Pialligo (postcode: 2609) () is a rural suburb of Canberra, Australian Capital Territory, Australia. The name Pialligo has been used for the area since at least 1820, and is probably of Aboriginal origin. It was also the name for the parish in the area. Streets in Pialligo are named with Aboriginal words.
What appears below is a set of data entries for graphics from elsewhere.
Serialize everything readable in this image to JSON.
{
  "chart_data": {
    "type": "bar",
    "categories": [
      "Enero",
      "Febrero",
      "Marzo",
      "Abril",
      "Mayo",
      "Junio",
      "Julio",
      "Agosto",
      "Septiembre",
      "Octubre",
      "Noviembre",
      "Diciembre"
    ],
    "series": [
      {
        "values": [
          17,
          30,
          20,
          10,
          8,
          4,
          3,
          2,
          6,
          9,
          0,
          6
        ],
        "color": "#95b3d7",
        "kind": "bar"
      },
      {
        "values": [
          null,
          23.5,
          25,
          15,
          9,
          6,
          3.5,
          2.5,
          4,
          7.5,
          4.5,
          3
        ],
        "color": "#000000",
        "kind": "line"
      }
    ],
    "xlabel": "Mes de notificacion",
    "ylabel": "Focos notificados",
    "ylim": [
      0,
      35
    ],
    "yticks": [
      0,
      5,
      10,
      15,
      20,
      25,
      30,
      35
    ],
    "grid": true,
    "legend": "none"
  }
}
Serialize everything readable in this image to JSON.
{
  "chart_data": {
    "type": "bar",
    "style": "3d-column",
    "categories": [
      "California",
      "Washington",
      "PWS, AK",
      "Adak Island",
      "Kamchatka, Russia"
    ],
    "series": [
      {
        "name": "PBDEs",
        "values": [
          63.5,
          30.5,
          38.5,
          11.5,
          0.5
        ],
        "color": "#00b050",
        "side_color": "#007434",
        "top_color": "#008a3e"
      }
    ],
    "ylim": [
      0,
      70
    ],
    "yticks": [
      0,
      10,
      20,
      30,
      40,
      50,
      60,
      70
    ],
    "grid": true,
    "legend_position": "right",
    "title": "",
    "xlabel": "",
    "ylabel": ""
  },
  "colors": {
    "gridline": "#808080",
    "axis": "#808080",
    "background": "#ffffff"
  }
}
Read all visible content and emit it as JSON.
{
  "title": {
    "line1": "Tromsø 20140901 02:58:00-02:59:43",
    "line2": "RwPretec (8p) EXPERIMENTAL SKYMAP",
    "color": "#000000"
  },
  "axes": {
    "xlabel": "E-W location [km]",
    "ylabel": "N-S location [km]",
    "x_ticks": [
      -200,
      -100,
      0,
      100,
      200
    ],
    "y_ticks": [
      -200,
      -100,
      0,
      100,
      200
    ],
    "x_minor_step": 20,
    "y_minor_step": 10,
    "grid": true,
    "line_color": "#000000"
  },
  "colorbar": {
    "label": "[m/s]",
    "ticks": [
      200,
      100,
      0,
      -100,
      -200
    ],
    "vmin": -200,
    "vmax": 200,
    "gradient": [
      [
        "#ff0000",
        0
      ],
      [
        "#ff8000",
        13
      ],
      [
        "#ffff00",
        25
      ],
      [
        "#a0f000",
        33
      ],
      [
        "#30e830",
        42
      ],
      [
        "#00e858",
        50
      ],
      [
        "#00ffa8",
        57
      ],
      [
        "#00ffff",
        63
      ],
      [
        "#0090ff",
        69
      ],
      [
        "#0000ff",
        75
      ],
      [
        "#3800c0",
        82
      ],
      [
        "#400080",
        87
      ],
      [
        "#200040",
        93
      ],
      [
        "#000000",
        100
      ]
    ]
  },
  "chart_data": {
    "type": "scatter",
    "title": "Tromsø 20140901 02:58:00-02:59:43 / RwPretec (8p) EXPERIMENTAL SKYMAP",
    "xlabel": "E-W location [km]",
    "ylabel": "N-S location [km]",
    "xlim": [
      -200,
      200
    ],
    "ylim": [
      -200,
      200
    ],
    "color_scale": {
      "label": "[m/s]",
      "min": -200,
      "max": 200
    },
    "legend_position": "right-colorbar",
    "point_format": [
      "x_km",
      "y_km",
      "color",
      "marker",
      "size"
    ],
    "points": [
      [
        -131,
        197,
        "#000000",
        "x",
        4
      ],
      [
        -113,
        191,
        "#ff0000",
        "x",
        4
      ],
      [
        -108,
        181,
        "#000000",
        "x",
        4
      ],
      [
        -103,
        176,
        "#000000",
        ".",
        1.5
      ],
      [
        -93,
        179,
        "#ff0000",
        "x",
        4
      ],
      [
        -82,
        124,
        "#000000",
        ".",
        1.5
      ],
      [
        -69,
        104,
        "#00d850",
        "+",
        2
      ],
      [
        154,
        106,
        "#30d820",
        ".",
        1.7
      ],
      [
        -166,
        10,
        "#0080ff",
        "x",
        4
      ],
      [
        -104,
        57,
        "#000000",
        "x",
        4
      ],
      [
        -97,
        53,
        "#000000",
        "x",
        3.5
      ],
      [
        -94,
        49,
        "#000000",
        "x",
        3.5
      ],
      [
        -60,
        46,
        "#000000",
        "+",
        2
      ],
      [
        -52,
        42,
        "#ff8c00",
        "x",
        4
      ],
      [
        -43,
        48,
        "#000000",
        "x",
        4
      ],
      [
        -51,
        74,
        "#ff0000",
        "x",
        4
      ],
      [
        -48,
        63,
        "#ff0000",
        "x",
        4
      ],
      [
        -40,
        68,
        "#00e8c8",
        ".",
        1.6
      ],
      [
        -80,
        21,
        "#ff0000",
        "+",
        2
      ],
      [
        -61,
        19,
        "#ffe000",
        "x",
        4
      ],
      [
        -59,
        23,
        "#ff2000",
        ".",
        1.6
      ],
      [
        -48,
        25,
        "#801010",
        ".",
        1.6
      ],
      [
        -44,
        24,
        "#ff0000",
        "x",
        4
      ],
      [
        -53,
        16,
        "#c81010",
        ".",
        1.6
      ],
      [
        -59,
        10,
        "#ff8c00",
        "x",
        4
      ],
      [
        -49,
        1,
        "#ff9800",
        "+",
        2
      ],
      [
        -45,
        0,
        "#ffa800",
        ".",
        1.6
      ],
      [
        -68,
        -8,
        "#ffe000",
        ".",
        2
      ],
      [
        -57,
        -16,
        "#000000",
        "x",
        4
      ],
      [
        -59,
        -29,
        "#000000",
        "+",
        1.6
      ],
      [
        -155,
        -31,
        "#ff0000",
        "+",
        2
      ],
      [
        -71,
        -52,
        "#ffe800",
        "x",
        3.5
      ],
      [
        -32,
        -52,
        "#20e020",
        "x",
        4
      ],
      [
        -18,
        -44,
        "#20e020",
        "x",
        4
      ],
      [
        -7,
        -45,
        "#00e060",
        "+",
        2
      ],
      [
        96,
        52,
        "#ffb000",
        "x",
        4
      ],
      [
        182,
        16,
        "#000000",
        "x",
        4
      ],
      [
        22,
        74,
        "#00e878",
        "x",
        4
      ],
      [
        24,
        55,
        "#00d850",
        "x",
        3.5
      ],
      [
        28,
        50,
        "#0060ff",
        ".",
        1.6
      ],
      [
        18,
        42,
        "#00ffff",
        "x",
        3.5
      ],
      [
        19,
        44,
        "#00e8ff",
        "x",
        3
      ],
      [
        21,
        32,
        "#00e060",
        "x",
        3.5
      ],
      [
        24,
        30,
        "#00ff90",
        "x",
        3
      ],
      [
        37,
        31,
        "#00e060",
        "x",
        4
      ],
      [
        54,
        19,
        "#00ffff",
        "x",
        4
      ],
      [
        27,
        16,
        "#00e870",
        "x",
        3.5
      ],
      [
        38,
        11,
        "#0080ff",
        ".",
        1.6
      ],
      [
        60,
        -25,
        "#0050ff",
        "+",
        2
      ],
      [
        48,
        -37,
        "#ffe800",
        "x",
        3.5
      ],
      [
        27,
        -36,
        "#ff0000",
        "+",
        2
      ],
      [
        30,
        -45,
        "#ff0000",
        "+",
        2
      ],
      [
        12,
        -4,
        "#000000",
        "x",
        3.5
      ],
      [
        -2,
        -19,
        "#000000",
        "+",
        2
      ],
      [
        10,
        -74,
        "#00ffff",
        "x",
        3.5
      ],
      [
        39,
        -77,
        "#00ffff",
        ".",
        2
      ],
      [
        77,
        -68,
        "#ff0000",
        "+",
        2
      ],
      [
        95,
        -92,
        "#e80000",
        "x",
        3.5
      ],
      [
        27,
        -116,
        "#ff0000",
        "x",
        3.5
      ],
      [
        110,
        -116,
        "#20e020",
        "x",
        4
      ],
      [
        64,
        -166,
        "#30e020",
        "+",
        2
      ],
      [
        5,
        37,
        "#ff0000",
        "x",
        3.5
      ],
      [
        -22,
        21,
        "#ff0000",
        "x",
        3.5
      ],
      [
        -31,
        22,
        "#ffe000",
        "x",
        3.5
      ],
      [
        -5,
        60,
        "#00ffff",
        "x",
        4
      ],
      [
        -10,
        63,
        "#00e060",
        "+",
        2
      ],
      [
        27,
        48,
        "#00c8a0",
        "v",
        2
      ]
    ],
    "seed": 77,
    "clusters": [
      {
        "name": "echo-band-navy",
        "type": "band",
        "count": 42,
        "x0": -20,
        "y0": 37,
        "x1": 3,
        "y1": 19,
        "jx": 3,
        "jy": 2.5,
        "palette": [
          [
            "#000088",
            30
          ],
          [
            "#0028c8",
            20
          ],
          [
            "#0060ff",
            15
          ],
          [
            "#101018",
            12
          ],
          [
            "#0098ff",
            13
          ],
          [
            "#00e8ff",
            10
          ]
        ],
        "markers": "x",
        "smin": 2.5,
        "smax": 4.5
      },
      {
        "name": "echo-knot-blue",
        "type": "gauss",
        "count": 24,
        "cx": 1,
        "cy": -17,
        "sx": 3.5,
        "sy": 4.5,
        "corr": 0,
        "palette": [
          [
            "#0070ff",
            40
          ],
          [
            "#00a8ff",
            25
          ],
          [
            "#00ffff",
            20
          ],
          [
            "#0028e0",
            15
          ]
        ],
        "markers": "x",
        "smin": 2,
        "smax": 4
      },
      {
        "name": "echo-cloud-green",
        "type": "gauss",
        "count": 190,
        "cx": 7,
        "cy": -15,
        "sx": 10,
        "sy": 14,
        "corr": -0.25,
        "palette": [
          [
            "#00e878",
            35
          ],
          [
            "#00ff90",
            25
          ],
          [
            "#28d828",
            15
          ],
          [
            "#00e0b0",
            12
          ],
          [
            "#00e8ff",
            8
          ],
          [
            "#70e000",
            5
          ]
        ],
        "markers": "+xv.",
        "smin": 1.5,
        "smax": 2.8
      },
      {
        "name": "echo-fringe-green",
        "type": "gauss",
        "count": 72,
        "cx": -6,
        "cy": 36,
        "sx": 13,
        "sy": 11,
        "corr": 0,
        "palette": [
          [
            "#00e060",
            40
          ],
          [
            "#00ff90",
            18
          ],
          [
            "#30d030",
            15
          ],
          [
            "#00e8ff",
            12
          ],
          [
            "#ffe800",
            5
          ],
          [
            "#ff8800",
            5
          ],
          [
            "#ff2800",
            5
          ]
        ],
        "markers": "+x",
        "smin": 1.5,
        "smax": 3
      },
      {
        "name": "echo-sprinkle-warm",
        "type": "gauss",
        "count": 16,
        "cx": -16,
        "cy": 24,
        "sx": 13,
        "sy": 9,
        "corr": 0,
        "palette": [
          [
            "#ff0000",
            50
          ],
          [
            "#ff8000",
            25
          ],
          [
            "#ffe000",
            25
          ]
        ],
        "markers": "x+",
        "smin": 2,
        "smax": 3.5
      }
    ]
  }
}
Beltana Road in Pialligo is home to many of Canberra's nurseries. Canberra Airport is located adjacent to Pialligo across Pialligo Avenue.

Geology

Quaternary alluvium covers the main western part of Pialligo.  Calcareous shales from the Canberra Formation are deep underneath. The Woolshed Creek runs into the north end of Pialligo.  This is a significant place, because in the bed of the creek the Rev W B Clarke first recognised Silurian fossils.  These fossils were brachiopods, mostly Atrypa duntroonensis.  He discovered them around 1844 century and it was the first time that Silurian rocks were identified in Australia, and at the time were the oldest known rocks in Australia.  This mudstone is from the Canberra Formation.

Living history

Aside from the city's design, arguably Walter Burley Griffin's longest-living legacy in Canberra is the forest of Redwood trees (both Sequoia sempervirens and Sequoiadendron giganteum) that was planted in 1918 by Walter Burley Griffin and arborist Thomas Charles Weston on Pialligo Avenue.